WASHINGTON — Just days after being sentenced to more than four years in prison for orchestrating the invasion and blockade of a D.C. clinic, anti-abortion activist Lauren Handy was named in a federal civil suit this week for allegedly blocking the entrance to a Planned Parenthood facility in Ohio in 2021.
The Department of Justice’s Civil Rights Division filed a civil action under the Freedom of Access to Clinic Entrances (FACE) Act this week a jury trial and monetary damages against two anti-abortion groups and seven individuals accused of obstructing operations at two clinics in Northeastern Ohio on June 4 and 5, 2021. The defendants named in the suit are:
- Citizens for a Pro-Life Society
- Red Rose Rescue
- Laura Gies
- Lauren Handy
- Clara McDonald
- Monica Miller
- Christopher Moscinski
- Jay Smith
- Audrey Whipple
According to the suit, which was filed in the Northern District of Ohio, the defendants unlawfully blocked operations at the Northeast Ohio Women’s Center in Cuyahoga Falls, Ohio, on June 4, 2021, and at Planned Parenthood of Greater Ohio’s Bedford Heights Surgery Center in Bedford Heights, Ohio, the next day.
The Justice Department says several of the defendants entered the Cuyahoga Falls clinic under false pretenses by claiming to be seeking reproductive health services – the same tactic Handy attempted to use to enter a D.C. clinic in October 2020 – and then occupied the clinic waiting room and refused to leave. The defendants allegedly sat or lay on the floor and had to be carried out of the facility and into police cars by officers. According to the DOJ, at least five patients did not make their appointments that day.
The next day, a group of defendants including Handy and Smith allegedly trespassed at the Bedford Heights clinic and caused the facility to be shut down for nearly the entire day – affecting 24 patients, including nine who had surgeries that had to be canceled. According to the complaint, when police arrived and told the defendants to leave Handy “sprawled her body out on the ground in front of BHSC’s entrance and refused to move.” Police said they initially hoped they could get the defendants to leave simply by ordering to, but they “refused because they wanted to get arrested.”
In a press release, Assistant Attorney General Kristen Clarke noted the suit comes on the 30th anniversary of the passage of the FACE Act in 1994.
“Congress passed the FACE Act 30 years ago this month in response to acts of violence, threats of violence and physical obstruction at reproductive health clinics in our country,” Clarke said. “The Civil Rights Division is committed to enforcing federal law to protect the rights of those who seek and those who provide access to reproductive health services.”
Several of the defendants, including Handy, Smith and Moscinski, have a history of previous arrests for anti-abortion activities in the D.C. area. Handy served jail time after being convicted of trespassing at clinics in Virginia and Maryland and was sentenced last week to 57 months, or approximately 4.75 years, in prison on federal felony charges of conspiracy against rights and violating the FACE Act for orchestrating the invasion and blockade of the Washington Surgi-Clinic in October 2020. Smith, who also goes by the name “Juanito Pichardo,” pleaded guilty to violating the FACE Act in connection with that blockade and was sentenced to 10 months in prison.
Handy also made international headlines in 2022 when WUSA9 reported she had fetal remains in her Capitol Hill residence. No charges were ever filed in connection with the remains, which police said appeared to have been aborted according to D.C. law, and a judge barred Handy and her co-defendants from entering evidence about them at trial.
Moscinski, a Catholic priest, was most recently convicted of trespassing at another D.C. clinic in May 2020 and was originally sentenced in March 2022 to 120 days in jail, all suspended, and two years of probation.

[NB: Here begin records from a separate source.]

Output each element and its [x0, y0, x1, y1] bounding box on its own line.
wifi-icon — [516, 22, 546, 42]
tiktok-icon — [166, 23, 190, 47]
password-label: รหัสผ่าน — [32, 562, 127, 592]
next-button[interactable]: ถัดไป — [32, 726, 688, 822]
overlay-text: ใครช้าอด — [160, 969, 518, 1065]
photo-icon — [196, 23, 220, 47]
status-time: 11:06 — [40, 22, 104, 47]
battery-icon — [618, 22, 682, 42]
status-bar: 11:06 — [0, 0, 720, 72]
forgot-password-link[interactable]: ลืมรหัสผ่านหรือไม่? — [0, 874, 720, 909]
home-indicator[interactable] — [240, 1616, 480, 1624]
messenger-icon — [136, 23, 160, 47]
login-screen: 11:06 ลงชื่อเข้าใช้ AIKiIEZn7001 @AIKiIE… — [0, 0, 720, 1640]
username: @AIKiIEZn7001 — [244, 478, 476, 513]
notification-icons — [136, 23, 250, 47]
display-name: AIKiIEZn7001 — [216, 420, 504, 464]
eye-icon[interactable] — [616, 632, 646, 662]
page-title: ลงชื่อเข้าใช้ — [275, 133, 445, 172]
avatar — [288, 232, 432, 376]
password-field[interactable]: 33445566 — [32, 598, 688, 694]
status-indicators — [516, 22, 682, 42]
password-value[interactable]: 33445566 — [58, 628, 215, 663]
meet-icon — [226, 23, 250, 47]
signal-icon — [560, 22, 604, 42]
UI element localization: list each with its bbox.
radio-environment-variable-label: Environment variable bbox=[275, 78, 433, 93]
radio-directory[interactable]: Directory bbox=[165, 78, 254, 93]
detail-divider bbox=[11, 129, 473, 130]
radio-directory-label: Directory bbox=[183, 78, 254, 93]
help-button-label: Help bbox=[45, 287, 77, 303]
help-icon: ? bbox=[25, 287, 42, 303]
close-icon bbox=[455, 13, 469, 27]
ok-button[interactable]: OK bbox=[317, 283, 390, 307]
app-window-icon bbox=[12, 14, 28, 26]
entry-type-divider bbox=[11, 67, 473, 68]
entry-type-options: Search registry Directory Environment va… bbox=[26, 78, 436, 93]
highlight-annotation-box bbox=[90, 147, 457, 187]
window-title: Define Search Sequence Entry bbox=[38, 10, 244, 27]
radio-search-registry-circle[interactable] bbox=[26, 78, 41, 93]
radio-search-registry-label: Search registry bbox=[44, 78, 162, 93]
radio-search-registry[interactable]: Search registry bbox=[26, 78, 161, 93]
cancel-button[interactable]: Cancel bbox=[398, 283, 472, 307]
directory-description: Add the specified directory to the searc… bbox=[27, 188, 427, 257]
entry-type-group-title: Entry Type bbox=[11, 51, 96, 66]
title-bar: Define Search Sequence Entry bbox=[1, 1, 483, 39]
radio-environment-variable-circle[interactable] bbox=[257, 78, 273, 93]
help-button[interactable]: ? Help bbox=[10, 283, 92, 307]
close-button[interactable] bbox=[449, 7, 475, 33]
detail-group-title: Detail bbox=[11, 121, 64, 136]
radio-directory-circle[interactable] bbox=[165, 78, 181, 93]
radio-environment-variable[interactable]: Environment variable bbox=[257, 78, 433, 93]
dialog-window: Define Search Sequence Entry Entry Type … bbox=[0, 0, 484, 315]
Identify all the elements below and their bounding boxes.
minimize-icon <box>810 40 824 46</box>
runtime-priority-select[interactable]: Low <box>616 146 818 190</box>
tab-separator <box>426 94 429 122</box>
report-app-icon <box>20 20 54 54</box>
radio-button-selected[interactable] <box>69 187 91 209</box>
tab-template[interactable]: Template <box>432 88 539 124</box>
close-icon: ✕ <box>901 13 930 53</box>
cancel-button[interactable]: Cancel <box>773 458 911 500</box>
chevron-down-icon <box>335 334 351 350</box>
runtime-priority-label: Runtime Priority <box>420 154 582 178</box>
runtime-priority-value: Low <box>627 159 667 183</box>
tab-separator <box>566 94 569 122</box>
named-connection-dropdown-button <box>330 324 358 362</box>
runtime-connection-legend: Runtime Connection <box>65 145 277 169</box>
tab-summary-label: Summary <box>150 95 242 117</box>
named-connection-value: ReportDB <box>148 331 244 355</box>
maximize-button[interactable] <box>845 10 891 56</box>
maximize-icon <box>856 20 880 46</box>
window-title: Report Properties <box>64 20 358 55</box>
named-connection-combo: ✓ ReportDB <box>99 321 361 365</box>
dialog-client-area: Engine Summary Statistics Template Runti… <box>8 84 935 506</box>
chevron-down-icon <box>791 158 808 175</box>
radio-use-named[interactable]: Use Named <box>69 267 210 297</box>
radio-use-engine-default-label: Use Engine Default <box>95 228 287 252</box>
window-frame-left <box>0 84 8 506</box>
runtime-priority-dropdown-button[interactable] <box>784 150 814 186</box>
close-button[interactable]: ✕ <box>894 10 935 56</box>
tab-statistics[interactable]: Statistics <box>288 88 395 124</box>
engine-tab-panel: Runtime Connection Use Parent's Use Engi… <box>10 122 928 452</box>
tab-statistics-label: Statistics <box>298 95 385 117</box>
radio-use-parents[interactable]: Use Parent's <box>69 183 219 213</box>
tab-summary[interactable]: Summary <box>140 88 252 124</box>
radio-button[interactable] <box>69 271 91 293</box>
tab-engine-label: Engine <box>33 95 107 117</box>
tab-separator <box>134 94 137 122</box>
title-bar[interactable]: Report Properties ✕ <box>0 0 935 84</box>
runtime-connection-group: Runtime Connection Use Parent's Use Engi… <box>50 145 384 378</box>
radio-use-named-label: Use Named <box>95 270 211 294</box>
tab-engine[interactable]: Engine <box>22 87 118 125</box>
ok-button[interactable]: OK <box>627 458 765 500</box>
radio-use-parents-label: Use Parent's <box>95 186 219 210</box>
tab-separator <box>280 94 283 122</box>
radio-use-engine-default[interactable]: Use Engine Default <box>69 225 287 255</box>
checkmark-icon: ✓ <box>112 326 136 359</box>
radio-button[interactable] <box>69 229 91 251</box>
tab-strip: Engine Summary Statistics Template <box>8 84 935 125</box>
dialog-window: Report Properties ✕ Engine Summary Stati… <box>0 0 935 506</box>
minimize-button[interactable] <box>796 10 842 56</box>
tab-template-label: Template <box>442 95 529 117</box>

A D.C. Superior Court judge found he broke the terms of that probation last year when he was convicted and sentenced to six months in federal prison for violating the FACE Act when he used locks and chains to block the entrance to a Planned Parenthood facility in Hempstead, New York. In March, Moscinski was ordered to serve 100 days of his original sentence in the D.C. case behind bars.
On Thursday, the anti-abortion law firm the Thomas More Society, which represented Handy in her federal case in D.C., decried the civil suit as an attempt to “weaponize the FACE Act” to penalize peaceful protest.
“Once again, the Biden DOJ is reaching back years, to before the U.S. Supreme Court’s ruling in Dobbs, to drudge up something to use to prosecute peaceful pro-lifers,” Steve Crampton, a Thomas More Society attorney, said in a statement.
A spokeswoman for the Thomas More Society said Crampton and Cannon would be representing Handy in the Ohio case as well.
The DOJ’s civil suit in Ohio seeks civil penalties of $20,516 against all defendants and a higher penalty of $30,868 for defendants like Handy who have previously been convicted of violating the FACE Act. The DOJ Is also seeking damages in the amount of $5,000 for each person aggrieved by the defendants’ actions, which could amount to more than $100,000 for patients at the Bedford Heights clinic alone.